What is big data?
Money doesn’t make the world go around, data does
But what is Big Data? The definition, from Gartner, the American research and advisory firm is:
Big data is high volume, high velocity, and/or high variety information assets that require new forms of processing to enable enhanced decision making, insight discovery and process optimization.
Essentially, a vague term gets a vague definition. So let’s apply a little focus.
Everything you do has data associated with it. The problem is that the quantity of that data is so vast that in terms of gaining useful information, you often can’t see the wood for the trees.
Our capability to digest data has increased by orders of magnitude. It would take an original Bell 103 modem from 1962 over 18 hours to deliver what a modern internet connection can do in just one second.
Everything everyone else does has data associated with it too. However, with this data, as well as the volume issue there is also a variety issue. Ie. the data may not be compatible, it may also be difficult to work out exactly how the two data sets correlate. (Or even if there is a correlation.)
So why is it useful?
This incomprehensible volume of data, whirling constantly around us at blinding velocity, from an innumerable variety of sources is at first glance confounding. But for many businesses it’s the answer to a question first asked by Douglas Adams nearly forty years ago:
What is the secret to life, the universe, and everything?
The answer isn’t 42, its Big Data.
Big Data is digital Zen, everything is connected. Want to know why some supermarkets put beer next to nappies? Big Data. Why is your keyboard not alphabetical? Big Data. How do we know e-mails are more likely to be opened on a Tuesday morning? Big Data. Want to know why you need a ‘black box’ in your car to reduce insurance? You guessed it… Big Data. The list goes on. (And on, and on…)
Just how ‘big’ does Big Data have to be?
It really depends on what you want to find out. If you’re not sure, then lots. But if that’s the case you need to be very careful about the suppositions you make and the correlations you draw, as you can see in Tyler Vigen’s fabulous work on spurious correlations. However, there is an increasing movement away from Big Data, towards Lean Data. Lean Data is the complete antithesis to Big Data, in that you ask the question first, then gather the data. This approach allows you to be much more focused in modelling your data as well as in getting a more informative, and less biased answer from it.
In my opinion it boils down to the truism:
‘work smarter, not harder.’
How does it work?
As I just alluded to, there are two main methodologies for utilising big data:
- Keep all data and compare it all to see what correlates.
- Ask appropriate questions, then gather and contrast the data you think is relevant.
Option one works fine if you have lots of time and money and know that there is lots of stuff that you don’t know and that will benefit you. But if you have constraints, or if there are just a few things where you would like to know just how closely they are linked together then the second option, Lean Data may work better than Big Data.
The actual analysis of the data is a little outside what I wanted to cover here, but there are a great sequence of articles on how to analyse data on the ‘Skills you Need’ website ranging from beginner to advanced.
Why should I get involved?
Data is one of the world’s most valuable commodities. But the value of data is subjective. IE. information that I find valuable may not have value to anyone else. If you have data, and it is of value, even if it’s only valuable to yourself, then you should at least look into what it can do for you, the reward you will get from it, and the effort you are going to need to put into obtaining it in a usable form.

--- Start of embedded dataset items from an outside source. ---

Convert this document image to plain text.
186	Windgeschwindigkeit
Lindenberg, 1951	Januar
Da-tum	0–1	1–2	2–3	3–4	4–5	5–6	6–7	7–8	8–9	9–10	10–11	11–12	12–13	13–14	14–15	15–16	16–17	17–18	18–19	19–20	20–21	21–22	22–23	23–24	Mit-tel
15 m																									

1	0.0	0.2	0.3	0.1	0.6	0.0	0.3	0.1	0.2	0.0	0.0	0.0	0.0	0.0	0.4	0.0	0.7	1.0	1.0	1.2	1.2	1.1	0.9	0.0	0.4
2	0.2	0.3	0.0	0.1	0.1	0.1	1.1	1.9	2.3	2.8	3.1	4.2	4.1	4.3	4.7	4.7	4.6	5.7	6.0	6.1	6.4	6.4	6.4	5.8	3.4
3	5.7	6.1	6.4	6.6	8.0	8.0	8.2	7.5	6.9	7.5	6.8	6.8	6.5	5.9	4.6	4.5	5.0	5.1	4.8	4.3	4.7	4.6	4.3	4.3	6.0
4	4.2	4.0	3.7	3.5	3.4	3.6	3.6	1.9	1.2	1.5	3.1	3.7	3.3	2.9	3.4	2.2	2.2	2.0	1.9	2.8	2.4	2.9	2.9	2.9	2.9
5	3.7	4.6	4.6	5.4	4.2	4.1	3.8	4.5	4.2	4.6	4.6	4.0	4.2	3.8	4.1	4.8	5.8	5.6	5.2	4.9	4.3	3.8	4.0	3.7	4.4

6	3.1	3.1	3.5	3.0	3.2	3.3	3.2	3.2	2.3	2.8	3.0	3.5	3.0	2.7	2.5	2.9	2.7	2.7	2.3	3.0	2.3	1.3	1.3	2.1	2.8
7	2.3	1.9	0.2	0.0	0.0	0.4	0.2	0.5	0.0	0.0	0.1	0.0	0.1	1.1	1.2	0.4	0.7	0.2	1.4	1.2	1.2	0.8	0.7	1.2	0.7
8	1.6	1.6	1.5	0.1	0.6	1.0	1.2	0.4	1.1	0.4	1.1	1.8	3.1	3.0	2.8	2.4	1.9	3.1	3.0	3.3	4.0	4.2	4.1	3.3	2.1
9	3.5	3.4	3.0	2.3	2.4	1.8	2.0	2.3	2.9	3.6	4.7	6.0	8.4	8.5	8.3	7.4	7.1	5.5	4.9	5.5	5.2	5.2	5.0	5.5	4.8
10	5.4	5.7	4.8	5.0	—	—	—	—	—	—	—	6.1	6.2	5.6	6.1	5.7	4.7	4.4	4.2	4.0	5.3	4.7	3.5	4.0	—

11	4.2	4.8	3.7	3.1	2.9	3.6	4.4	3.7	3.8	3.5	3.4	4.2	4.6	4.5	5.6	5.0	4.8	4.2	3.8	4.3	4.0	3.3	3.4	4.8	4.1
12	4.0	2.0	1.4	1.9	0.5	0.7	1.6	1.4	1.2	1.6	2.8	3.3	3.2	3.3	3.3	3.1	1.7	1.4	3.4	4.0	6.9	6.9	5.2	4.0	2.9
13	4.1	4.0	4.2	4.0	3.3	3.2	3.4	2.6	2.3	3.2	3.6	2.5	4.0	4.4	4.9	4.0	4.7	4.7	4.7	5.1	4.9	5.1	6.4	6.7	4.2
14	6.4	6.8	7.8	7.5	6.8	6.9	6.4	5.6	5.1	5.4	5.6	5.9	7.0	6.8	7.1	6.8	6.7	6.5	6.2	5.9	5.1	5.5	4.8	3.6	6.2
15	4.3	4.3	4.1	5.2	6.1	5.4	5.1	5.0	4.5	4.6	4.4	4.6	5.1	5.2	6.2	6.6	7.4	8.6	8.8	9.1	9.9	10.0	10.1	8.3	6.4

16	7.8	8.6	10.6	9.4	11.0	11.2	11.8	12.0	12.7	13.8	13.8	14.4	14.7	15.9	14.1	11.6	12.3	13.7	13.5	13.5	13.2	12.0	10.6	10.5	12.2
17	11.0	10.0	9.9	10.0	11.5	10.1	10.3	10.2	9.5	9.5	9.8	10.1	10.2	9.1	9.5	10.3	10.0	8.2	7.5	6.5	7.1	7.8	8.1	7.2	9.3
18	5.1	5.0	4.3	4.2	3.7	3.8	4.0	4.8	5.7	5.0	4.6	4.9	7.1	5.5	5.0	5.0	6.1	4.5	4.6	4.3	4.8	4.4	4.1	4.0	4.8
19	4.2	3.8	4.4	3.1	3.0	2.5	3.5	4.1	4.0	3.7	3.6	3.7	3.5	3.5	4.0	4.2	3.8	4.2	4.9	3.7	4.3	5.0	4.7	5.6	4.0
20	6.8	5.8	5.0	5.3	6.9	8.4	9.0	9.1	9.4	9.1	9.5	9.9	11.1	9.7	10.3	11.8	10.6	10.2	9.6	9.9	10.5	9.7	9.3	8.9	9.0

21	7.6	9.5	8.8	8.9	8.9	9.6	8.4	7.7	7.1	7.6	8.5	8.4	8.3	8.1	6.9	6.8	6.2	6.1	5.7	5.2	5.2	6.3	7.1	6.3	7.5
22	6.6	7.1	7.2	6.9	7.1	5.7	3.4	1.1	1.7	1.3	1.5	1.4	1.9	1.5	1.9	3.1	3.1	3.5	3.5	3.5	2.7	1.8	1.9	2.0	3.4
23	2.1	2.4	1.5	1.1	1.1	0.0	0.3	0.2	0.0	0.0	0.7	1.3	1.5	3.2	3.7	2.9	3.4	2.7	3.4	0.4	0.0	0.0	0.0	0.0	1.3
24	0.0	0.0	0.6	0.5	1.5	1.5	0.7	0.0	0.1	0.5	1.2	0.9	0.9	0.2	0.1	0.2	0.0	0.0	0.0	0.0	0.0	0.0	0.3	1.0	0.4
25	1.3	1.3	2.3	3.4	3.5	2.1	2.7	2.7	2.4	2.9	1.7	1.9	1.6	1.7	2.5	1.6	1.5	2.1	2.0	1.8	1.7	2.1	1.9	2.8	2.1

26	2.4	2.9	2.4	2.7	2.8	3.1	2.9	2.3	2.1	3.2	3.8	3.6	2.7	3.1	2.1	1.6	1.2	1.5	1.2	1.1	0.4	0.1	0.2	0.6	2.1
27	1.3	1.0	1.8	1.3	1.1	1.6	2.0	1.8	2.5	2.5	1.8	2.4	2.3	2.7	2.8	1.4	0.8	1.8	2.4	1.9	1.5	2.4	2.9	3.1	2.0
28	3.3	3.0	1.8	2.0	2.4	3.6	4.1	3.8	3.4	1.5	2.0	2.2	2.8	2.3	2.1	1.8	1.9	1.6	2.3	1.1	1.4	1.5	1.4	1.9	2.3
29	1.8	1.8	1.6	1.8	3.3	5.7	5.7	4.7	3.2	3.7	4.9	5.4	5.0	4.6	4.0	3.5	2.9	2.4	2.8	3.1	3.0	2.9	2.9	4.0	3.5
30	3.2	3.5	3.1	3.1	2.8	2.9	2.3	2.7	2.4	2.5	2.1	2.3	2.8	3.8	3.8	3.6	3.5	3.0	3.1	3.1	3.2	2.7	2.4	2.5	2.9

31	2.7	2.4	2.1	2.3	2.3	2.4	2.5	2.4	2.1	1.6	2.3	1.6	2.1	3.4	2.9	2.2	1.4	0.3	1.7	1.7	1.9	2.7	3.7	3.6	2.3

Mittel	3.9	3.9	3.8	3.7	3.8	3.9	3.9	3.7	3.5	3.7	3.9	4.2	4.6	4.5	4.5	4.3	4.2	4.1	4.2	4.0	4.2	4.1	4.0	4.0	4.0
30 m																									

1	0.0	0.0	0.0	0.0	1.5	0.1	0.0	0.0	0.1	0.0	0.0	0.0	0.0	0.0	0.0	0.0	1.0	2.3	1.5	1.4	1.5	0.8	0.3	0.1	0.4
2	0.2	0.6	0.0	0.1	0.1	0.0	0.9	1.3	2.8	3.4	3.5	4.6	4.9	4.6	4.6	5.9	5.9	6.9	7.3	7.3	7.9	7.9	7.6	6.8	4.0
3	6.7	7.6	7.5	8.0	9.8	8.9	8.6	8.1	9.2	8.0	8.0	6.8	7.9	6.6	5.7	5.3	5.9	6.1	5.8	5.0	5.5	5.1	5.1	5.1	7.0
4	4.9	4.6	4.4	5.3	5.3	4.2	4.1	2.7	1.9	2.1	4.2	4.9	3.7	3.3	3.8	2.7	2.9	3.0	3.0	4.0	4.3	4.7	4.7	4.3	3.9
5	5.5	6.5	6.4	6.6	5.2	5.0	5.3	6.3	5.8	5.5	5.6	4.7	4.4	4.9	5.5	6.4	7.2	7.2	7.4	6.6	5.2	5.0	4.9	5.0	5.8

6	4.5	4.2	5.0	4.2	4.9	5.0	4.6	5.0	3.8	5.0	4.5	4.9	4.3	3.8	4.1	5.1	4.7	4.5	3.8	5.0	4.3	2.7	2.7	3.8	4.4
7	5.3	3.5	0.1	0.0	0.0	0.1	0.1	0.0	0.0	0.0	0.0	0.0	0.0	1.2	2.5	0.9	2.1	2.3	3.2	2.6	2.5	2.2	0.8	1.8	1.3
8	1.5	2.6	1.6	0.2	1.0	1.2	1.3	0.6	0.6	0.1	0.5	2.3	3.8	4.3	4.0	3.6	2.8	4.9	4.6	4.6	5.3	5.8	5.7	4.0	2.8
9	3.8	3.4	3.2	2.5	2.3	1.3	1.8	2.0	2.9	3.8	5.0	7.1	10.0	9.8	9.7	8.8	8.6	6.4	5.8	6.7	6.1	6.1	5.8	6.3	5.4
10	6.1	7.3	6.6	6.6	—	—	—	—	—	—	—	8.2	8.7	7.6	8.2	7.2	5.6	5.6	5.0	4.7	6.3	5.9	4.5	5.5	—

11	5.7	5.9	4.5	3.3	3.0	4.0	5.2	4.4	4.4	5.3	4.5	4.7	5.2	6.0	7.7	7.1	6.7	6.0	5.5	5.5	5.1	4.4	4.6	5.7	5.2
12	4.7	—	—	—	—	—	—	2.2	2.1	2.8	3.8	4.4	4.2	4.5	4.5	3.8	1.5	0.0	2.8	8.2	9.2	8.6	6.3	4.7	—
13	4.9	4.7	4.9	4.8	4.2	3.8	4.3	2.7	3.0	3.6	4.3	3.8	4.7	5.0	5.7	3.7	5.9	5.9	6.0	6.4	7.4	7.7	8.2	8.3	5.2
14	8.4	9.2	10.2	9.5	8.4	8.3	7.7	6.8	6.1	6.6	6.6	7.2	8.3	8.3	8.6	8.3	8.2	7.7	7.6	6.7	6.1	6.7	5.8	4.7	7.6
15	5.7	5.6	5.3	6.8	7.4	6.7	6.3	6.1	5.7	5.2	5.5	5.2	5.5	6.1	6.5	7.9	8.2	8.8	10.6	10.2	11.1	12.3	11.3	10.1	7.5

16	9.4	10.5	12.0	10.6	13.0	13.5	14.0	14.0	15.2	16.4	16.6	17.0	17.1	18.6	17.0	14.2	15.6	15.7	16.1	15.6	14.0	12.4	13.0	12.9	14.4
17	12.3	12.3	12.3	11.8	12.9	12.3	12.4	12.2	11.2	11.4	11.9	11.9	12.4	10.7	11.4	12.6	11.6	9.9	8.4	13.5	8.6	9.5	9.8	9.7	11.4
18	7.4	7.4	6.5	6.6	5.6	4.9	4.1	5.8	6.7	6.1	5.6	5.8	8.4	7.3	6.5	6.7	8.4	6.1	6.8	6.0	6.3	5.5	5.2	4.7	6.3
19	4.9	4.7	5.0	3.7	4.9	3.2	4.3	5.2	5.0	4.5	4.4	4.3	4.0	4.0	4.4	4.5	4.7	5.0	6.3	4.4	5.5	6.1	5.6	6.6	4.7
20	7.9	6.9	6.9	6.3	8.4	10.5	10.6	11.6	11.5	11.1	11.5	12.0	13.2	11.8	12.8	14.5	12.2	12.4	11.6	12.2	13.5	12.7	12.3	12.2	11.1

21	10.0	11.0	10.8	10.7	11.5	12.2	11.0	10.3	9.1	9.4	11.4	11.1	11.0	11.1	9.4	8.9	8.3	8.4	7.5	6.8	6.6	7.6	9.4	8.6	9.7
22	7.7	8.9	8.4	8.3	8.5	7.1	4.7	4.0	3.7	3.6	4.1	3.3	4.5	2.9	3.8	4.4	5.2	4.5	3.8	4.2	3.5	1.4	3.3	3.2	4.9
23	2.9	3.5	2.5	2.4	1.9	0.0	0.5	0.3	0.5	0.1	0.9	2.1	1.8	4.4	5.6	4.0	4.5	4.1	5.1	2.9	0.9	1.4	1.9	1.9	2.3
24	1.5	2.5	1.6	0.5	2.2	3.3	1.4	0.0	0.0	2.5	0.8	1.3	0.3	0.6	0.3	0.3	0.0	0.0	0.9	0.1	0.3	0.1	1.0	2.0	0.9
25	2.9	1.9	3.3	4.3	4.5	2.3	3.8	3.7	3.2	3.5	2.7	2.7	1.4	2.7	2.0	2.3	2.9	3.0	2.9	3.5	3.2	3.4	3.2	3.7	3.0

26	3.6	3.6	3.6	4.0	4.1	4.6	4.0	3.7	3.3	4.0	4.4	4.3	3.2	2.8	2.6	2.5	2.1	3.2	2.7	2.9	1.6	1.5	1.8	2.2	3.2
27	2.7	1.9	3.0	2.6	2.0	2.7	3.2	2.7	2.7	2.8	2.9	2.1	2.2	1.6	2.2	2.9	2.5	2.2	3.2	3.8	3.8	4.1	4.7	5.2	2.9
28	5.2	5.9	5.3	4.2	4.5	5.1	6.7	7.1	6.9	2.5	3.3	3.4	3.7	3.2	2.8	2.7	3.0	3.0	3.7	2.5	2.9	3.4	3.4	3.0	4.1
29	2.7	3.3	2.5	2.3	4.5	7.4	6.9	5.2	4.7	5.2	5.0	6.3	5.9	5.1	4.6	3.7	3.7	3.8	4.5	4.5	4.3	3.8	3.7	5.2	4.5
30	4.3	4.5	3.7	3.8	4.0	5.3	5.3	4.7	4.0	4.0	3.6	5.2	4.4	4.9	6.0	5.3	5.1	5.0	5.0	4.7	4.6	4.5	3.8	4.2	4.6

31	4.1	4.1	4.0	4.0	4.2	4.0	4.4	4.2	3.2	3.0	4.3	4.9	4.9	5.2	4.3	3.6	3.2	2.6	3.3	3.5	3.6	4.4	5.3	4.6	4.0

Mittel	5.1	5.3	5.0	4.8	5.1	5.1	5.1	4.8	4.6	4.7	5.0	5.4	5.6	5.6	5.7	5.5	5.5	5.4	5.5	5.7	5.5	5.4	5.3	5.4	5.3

How can Big Data bring commercial advantage?
Even if you can’t get value from the data you have access to, it’s also worth thinking about how you can contribute to someone else’s data. What data is associated with the products and services that you provide, and what value might it have to your customers? How could you enhance your products and services so that they capture that data, and how can you commercialise it?
Will the ROI be worthwhile?
Without knowing more about what you want to achieve it’s difficult to say, but Big Data innovations can be surprisingly low cost, the keys, as always, are a tight, unwavering specification and control over deadlines, particularly in regard to testing and roll out.